During an interview on FNC’s Sunday Morning Futures, Senator Ted Cruz (R-Texas) said the Inflation Reduction Act of 2022 will raise gas taxes for Americans, and that Democrats supporting the legislation are voting to “make our consumers pay more at the pump.”
“Every single Democrat, all of them voted to increase gas taxes,” Cruz told host Marie Bartiromo. “So the next time you see a Mark Kelly in Arizona, or Raphael Warnock in Georgia, or a Maggie Hassan in New Hampshire, or a Michael Bennet in Colorado, or Catherine Cortez Masto in Nevada say, ‘Hey! We want gas prices to be lower!’”
“You know they are lying because they stood up and voted raise the gas taxes, stick it to the producers, make our consumers pay more at the pump,” said Cruz, and “that’s the end result they want and their voting record proves it.”
Bartiromo asked the senator about the promise made that tax hikes in the Inflation Reduction Act would not impact Americans making $400,000 or less.
“Well, it’s a flat-out lie,” Cruz replied. “The Congressional Budget Office analyzed this bill and it concluded a very large portion of it would be borne by people making under $400,000 a year, that just about every group of taxpayers would see their taxes go up. The Democrats know this.”
The senator pointed out that Democrats voted against amendments that would prevent tax hikes on those making under $400,000.
“And, by the way, we had amendments to say let’s not have any of these taxes fall on people making under $400,000,” said Cruz. “The Democrats all voted no. They are lying and you know what they’re counting on?

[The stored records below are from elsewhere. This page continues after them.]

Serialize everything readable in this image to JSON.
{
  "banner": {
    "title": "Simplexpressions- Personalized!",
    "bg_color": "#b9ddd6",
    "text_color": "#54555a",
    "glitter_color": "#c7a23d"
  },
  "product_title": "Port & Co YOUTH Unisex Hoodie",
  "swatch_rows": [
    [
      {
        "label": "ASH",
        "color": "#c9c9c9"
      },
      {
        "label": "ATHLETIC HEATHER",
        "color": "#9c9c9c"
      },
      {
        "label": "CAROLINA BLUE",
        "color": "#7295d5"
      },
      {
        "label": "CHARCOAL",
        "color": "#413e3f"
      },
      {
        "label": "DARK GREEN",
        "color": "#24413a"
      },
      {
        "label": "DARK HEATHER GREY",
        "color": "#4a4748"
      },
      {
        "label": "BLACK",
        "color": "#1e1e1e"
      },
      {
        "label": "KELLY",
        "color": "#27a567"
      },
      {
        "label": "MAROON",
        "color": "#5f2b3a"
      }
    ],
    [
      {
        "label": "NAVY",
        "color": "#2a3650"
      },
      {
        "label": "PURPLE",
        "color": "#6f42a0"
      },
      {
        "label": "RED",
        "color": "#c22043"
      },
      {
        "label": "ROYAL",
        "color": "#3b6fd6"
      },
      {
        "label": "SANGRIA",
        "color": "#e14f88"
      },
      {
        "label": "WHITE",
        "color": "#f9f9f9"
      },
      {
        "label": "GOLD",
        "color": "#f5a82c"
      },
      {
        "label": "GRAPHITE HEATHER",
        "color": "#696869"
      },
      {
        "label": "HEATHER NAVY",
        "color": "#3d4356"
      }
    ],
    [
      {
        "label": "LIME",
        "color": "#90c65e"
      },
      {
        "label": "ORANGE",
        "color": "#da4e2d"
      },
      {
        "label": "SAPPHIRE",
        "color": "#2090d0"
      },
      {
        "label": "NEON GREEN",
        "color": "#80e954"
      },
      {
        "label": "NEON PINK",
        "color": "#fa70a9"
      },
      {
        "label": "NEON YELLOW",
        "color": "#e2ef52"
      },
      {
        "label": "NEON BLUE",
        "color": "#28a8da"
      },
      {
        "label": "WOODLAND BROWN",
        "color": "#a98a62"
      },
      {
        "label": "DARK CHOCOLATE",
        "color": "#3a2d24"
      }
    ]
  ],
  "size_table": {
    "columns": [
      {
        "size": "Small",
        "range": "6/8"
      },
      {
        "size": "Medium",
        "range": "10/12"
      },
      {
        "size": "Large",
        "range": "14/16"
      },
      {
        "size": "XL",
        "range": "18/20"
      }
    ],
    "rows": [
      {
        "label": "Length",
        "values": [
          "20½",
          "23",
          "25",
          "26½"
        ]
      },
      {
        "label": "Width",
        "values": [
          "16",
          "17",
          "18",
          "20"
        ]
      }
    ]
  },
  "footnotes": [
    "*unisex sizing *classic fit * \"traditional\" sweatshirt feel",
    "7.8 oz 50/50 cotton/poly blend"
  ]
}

They’re counting on the corporate media just carrying their water for them and saying, ‘Oh your taxes are not going up.’”
“It’s not the truth, they know it's not the truth, but they expect the corporate media not to tell people,” he added, “so, unless they're watching your show or a handful of others, then they’re not hearing what’s actually in this terrible bill.”
The Inflation Reduction Act raises taxes on myriad corporations and energy-generating businesses, especially fossil fuel businesses. When those taxes are imposed, the cost is invariably passed on to the consumer, usually through higher prices.
As Sen. James Lankford (R-Okla.) commented in a press release, “There's a new tax on imported oil and new fees on domestic oil produced on federal lands. There's new inspection fees and owners' fees on pipelines. I do not understand how new fees, new taxes on oil and gas are supposed to lower the price of natural gas and gasoline, but that's what's declared in the Inflation Reduction Act. If only we had more taxes on oil, gas, and natural gas, then prices will somehow magically go down.”
On a related note, because of the increased taxes on fossil fuel mandated by the legislation, the Institute for Energy Research concluded that many companies will question whether to continue investing in such products. If they slow exploration and production because of higher costs, supply could stay constant or diminish, which will also raise prices.
“It is unlikely that companies will invest in these fuels if the leader of the country is proud to put this bill forward, which will only make gasoline prices higher at the pump and natural gas prices higher for heating homes, for electricity production, and for industrial uses,” said the IER. “Inflation will continue to be a scourge for Americans as energy prices necessarily skyrocket.”
Mark Meuser, an attorney with the Dhillon Law Group, wrote in the California Globe, “The reason why inflation in the United States is over 9 percent for the first time in 40 years is record government spending – trillions spent recovering from bad government COVID policies and even more spent on ‘infrastructure’ studies.”
“One would think that the Inflation Reduction Act would reduce inflation by reining in spending,” said Meuser. “This is not the case. I studied all 725 pages of proposals, watched several hours of debate on the bill, and there is not a single provision reducing spending or otherwise dealing with United States monetary policy.”
The legislation “will not help Californians who are paying nearly double what they were in 2020 to fill their vehicles’ gas tanks,” said Meuser. “It will not help Californians who are paying more than 30 percent for groceries. The Inflation Reduction Act will do nothing to help reduce inflation and help the average Californian.”